A simple approach to language modeling, useful for motivating the rest of our discussion, is to use a Markov chain to model the probability that one word follows another in a given sequence. A key property of Markov models is that they are stateless, or memoryless . That is, that the probability of a transition to a future state depends only on the current state, and not on the history of previous states.
\[P(w_{i + 1} \mid w_{1:i}) \approx P(w_{i+1} \mid w_i)\]
This means that, as stated, Markov chain models are unsuited to modeling textual data due to their lack of observance of the large amount of context needed to understand natural language.

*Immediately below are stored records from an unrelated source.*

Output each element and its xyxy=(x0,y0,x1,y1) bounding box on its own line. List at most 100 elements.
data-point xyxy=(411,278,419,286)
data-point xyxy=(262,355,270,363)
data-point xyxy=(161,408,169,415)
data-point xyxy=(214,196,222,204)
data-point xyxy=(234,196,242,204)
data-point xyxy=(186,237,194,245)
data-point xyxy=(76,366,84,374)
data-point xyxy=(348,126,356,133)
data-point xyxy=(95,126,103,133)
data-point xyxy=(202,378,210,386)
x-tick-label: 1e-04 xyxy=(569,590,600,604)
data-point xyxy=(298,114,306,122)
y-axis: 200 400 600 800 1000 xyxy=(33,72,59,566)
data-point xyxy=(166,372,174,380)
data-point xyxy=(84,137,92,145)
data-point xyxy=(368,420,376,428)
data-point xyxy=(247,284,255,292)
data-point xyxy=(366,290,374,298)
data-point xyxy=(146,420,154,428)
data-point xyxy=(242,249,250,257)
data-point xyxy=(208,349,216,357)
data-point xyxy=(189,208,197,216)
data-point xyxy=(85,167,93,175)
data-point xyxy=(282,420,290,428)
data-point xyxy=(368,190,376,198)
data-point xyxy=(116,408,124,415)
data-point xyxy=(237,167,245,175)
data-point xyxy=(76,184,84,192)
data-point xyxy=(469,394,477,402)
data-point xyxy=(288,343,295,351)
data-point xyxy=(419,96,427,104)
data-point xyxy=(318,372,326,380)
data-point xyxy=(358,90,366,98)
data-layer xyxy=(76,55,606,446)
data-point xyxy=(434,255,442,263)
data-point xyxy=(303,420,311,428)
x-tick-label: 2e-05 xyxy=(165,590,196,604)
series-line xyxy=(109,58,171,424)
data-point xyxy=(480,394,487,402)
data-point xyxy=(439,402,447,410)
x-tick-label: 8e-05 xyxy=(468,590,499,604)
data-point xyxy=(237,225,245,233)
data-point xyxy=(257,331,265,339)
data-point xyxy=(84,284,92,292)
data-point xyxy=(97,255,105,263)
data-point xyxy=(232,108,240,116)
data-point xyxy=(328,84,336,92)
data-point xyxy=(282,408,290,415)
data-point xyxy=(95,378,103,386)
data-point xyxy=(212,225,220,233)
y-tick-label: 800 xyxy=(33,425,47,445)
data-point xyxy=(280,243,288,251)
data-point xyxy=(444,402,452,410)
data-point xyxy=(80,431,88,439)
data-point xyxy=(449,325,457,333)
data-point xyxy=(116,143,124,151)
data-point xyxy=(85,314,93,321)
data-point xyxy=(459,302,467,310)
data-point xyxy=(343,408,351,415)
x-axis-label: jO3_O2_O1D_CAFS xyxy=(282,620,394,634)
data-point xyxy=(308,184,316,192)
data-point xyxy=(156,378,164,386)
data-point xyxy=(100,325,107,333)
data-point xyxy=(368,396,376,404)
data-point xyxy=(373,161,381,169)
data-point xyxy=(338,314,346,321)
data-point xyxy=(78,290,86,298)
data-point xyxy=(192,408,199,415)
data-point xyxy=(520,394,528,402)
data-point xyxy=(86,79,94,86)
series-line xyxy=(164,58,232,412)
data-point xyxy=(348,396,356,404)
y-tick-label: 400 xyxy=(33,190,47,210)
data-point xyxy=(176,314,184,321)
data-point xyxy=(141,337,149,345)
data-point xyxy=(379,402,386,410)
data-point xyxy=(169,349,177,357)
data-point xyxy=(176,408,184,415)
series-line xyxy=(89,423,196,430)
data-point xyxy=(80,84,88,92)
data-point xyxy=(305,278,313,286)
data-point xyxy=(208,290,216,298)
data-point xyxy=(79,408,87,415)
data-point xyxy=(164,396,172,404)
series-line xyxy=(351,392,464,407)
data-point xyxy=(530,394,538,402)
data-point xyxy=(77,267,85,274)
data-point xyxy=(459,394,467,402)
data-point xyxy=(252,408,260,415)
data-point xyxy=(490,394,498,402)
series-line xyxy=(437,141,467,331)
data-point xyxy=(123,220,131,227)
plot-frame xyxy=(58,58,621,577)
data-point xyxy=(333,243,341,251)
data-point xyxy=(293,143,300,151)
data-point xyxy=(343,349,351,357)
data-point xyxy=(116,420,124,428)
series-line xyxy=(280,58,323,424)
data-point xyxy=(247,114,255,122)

Traditional approaches to building language models relaxes the general requirement of retaining the full history of a sequence, but not as far as the Markov chain model presented in the equation above . These traditional approaches assume the \(k\)th order Markov property — that the next word in a sequence depends on only the last \(k\) words of the sequence instead of the full \(n\) .
\[P(w_{i+1} \mid w_{1:i}) \approx P(w_{i+1} \mid w_{i:i-k})\]
Under this assumption, we can estimate a sequence's probability as
\[P(w_{1:n}) \approx \prod_{i=1}^n P(w_i \mid w_{i-k:i-1})\]
One method of producing this estimate is to use the maximum likelihood estimate (MLE)
\[\hat p (w_{i+1} \mid w_{i-k:i}) = \frac{\countf{w_{i-k:i+1}}}{\countf{w_{i-k:i}}}\]
for each subsequence \(w_{i-k:i}\) in the corpus.
However, one limitation of this approach is its lack of creative capacity. That is, if a subsequence \(w_{i-k:i+1}\) was never observed in the corpus, then its estimated probability is zero .
At first, this does not seem to pose a problem. If a sequence was not observed in a training corpus, we ought not expect a language model that understands that sequence. However, due to the compositional nature of natural language, it is likely that there are many more sequences that make sense than there are sequences in the training corpus. Thus, if we want an understanding of natural language as a whole we must be able to extrapolate meaning from sequence we have never seen before.
There are several approaches to avoiding these zero events. One family of approaches is called smoothing, where every possible sequence is provided some small probability mass. An example of smoothing is called additive smoothing where zero probabilities are avoided by assuming that each event occurs at least \(\alpha\) times in addition to its observed occurrences in the corpus. The MLE estimate is modified as
\[\hat p (w_{i+1} \mid w_{i-k:i}) = \frac{\countf{w_{i-k:i+1}} + \alpha}{\countf{w_{i-k:i}} + \alpha v}\]
where \(v\) is the size of the token vocabulary and \(0 \lt \alpha \leq 1\). Another family of approaches is using back-off, where if a sequence \(w_{i-k:i}\) is not observed, the model falls back to using \(w_{i-k-1:i}\).